A search warrant authorizes law enforcement officers to search a place or person and to seize evidence. A search warrant must contain (1) a particularized description of the place and person to be searched; (2) a particularized description of the thing or things to be seized; and (3) probable cause for the search and seizure.. An affidavit, which is a sworn statement under oath, lists the facts and circumstances believed to establish probable cause.
Provide a particularized description of the place or person to be searched. Examples include a house at a street address or a specific vehicle.
Provide a particularized description of the things to be seized. Examples include stolen televisions or weapons. A description such as "illegal materials" is too vague.
Read More: Who Issues a Search Warrant?
Draft an affidavit to convince the judicial officer that you have probable cause to execute the search warrant. According to National District Attorneys Association's American Prosecutor's Research Institute, include the following in an affidavit:
Affiant's training and experience, based on current rank and experience as a law enforcement officer.
Statute that is being alleged to be violated.
Particularized description of place to be searched.
Background information relevant to the things being searched for.
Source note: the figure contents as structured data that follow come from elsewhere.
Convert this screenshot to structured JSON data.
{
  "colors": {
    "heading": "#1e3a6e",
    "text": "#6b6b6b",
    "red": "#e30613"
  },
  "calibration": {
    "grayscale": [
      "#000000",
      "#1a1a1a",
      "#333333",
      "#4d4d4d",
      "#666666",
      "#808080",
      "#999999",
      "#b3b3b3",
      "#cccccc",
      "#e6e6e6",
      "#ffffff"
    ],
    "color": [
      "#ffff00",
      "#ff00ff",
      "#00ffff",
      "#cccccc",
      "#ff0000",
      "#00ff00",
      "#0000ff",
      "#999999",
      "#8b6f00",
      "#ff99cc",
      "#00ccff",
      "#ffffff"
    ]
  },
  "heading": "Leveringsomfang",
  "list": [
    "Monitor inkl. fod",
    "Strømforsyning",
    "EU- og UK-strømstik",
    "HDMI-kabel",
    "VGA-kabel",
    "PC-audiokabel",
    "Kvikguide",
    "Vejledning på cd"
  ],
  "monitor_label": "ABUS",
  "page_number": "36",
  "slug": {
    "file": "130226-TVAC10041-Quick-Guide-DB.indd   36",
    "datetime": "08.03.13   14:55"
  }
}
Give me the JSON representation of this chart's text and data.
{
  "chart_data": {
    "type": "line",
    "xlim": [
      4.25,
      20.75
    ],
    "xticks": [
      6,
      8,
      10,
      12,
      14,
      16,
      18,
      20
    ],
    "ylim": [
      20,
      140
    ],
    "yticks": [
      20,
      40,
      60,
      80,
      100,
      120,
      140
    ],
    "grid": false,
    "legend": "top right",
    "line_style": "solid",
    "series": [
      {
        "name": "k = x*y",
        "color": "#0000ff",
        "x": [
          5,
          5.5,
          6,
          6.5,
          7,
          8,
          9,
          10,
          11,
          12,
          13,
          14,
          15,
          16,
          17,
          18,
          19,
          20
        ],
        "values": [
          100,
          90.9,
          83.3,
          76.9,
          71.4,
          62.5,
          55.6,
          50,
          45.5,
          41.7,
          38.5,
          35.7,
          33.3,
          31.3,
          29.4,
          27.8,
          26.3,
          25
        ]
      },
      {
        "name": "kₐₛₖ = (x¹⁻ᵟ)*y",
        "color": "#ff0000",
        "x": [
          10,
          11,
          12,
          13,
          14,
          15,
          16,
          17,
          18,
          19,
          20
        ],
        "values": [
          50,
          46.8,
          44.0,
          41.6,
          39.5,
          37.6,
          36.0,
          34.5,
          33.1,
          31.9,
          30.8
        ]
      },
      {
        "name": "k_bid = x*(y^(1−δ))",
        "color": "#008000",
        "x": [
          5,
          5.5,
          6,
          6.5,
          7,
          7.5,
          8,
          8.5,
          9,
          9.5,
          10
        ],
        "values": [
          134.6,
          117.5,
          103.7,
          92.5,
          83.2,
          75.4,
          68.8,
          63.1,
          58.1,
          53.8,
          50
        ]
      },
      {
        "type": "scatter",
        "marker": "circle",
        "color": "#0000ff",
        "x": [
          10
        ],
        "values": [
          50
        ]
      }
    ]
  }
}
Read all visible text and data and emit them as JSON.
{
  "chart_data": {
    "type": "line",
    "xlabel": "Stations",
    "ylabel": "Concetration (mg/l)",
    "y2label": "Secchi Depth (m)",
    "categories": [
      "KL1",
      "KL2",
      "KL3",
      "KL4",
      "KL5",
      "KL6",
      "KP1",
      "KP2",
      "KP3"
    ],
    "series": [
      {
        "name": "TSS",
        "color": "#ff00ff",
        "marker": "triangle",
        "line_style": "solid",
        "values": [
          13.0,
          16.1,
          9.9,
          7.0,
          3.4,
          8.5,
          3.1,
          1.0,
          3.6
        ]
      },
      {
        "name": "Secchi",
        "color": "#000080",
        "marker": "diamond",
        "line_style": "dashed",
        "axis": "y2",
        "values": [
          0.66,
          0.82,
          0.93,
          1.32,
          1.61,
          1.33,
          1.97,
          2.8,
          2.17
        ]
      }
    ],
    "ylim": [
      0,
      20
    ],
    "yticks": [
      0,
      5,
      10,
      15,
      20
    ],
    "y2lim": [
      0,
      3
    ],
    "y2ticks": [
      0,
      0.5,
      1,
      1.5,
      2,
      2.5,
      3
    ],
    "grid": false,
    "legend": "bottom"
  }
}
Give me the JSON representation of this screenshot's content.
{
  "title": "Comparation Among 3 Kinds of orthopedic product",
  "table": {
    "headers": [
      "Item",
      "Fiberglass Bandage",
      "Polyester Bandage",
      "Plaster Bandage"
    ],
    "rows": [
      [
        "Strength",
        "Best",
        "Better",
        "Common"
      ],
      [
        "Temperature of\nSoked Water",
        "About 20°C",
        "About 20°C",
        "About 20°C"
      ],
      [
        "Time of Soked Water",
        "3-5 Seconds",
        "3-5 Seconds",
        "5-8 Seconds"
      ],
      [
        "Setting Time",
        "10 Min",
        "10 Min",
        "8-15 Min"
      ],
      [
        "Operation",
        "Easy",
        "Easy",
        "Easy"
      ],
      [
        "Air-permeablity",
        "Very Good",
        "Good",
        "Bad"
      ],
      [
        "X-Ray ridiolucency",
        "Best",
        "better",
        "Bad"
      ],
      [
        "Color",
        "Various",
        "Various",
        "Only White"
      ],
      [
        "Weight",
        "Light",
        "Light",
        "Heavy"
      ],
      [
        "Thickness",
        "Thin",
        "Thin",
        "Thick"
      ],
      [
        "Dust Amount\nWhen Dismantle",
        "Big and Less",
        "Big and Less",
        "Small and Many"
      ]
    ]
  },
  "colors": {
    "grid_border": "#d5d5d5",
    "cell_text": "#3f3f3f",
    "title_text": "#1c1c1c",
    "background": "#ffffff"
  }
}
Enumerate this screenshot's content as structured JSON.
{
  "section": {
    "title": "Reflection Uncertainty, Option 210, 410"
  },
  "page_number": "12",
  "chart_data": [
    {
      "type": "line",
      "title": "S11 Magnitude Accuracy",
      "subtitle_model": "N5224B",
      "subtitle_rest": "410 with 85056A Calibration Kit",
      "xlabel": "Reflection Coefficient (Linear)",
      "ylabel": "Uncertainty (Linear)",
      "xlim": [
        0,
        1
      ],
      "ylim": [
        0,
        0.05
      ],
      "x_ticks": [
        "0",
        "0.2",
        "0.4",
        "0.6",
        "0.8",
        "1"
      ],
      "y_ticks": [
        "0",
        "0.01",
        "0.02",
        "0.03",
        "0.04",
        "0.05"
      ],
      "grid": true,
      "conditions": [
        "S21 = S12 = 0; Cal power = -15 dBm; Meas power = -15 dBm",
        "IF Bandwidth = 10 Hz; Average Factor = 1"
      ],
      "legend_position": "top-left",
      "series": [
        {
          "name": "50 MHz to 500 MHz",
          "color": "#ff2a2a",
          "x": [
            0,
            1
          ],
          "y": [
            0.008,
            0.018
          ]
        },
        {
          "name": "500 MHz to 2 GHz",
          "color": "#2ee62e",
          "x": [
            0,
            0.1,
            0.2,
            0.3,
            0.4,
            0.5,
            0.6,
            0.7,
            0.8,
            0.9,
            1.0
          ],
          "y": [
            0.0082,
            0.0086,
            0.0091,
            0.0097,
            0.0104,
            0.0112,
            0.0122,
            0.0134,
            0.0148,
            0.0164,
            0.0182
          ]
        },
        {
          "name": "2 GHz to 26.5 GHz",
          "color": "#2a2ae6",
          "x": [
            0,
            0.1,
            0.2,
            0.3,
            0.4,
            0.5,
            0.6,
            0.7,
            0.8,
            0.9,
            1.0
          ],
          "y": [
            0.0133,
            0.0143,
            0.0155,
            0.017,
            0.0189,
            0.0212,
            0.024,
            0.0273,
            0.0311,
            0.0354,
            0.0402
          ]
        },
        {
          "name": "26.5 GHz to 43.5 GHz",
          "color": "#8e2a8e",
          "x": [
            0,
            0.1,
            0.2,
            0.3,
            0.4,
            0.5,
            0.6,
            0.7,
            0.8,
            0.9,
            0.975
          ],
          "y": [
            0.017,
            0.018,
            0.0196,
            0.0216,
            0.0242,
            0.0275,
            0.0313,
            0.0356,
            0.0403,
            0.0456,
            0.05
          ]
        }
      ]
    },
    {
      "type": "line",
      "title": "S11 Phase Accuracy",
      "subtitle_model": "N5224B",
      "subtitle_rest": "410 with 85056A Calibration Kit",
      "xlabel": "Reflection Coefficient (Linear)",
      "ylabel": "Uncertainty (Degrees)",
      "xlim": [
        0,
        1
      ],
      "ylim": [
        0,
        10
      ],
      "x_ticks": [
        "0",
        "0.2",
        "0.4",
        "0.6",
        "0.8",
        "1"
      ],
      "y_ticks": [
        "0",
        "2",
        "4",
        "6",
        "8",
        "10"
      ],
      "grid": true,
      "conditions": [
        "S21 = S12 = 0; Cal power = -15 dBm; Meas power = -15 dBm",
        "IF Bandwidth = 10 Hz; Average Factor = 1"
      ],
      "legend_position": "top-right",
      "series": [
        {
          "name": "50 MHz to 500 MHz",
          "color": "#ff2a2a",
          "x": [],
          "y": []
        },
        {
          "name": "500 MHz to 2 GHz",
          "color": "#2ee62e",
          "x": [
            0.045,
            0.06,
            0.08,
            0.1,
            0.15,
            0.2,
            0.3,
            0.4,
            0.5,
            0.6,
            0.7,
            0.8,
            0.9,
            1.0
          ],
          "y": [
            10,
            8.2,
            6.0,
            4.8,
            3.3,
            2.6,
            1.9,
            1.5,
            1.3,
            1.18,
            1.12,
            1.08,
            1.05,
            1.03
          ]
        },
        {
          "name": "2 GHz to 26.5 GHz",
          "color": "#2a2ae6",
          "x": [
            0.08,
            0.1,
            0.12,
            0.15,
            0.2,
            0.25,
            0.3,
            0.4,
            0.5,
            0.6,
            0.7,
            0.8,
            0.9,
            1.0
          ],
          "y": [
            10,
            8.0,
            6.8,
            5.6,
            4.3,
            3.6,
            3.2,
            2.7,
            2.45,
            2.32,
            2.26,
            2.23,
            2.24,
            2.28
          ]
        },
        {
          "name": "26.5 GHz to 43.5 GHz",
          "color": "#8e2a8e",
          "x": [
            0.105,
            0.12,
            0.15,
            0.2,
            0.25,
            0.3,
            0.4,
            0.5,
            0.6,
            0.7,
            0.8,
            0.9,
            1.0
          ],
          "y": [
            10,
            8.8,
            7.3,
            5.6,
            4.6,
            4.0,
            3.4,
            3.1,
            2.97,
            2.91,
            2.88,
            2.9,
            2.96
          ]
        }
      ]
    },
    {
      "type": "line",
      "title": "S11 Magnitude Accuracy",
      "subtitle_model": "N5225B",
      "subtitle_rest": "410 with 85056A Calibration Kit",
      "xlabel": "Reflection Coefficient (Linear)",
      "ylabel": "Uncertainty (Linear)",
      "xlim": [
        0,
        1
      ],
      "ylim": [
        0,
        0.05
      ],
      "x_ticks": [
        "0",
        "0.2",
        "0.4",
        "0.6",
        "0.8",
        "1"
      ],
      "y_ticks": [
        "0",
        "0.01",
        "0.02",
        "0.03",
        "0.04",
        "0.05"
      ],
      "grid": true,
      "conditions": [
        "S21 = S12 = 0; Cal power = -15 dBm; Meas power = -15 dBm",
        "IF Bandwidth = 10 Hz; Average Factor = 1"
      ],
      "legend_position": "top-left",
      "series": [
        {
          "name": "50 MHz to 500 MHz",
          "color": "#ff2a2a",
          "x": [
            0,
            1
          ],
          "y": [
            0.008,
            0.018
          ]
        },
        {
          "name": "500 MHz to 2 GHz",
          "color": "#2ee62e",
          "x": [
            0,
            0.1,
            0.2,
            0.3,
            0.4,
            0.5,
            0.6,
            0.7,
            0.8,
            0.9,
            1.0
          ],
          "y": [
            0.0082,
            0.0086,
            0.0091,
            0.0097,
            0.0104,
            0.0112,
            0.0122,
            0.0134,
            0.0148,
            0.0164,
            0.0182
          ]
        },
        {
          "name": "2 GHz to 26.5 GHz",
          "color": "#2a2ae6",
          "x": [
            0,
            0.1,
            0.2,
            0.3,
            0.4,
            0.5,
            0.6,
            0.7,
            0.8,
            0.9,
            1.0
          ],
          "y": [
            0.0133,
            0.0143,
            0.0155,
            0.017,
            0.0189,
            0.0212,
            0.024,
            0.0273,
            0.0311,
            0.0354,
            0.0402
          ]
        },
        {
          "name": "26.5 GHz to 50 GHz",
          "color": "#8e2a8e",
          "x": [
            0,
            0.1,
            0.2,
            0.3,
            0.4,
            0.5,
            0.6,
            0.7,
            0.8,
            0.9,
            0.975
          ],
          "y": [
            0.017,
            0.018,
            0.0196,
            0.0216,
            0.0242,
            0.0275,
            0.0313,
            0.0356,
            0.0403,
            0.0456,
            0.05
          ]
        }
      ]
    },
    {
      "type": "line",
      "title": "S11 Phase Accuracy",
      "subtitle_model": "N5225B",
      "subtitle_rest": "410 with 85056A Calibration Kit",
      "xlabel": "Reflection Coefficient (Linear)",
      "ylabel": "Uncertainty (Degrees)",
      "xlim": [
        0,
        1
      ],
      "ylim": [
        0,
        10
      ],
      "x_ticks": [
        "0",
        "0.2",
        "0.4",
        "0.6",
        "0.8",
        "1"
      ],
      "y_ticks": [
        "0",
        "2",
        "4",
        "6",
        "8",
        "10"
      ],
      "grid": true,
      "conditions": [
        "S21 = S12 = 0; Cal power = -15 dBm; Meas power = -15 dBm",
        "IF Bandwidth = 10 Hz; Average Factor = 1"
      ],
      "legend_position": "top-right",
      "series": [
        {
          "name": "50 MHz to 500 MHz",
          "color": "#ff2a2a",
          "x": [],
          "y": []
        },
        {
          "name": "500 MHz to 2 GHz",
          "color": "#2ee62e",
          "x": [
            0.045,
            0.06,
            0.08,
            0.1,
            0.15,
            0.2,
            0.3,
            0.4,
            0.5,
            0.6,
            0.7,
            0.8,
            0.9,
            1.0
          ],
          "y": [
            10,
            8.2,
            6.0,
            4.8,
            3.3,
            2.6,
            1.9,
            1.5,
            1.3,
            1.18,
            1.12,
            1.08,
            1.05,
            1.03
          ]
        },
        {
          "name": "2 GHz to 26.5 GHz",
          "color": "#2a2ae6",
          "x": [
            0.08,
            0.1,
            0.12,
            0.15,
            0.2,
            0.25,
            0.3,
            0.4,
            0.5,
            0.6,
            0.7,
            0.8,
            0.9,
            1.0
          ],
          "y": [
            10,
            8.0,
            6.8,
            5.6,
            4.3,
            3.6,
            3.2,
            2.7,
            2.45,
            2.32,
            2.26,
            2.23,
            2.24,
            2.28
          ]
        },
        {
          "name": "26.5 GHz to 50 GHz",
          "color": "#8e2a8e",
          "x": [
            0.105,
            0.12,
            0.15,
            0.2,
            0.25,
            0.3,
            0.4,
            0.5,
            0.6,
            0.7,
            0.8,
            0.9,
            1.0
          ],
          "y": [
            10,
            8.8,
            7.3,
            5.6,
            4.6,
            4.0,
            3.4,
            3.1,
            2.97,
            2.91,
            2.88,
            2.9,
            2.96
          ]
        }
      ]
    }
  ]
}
Description of the investigation in as much detail as possible. This includes the source of information leading to the belief that a crime has been committed, and the particular facts supporting the belief.
Particularized description and list of things to be seized.
Summary paragraph stating why there is probable cause to believe the items to be seized will be found at the subject premises.
Have your supervisor review the search warrant application and affidavit.
Present the search warrant application and affidavit to the judicial officer for signature.
- This article is not intended to provide legal advice or create an attorney/client relationship.
- 1. Law enforcement drafts and executes search warrants, not members of the public at large.
- 2. For non-law enforcement, the civil discovery process should be used.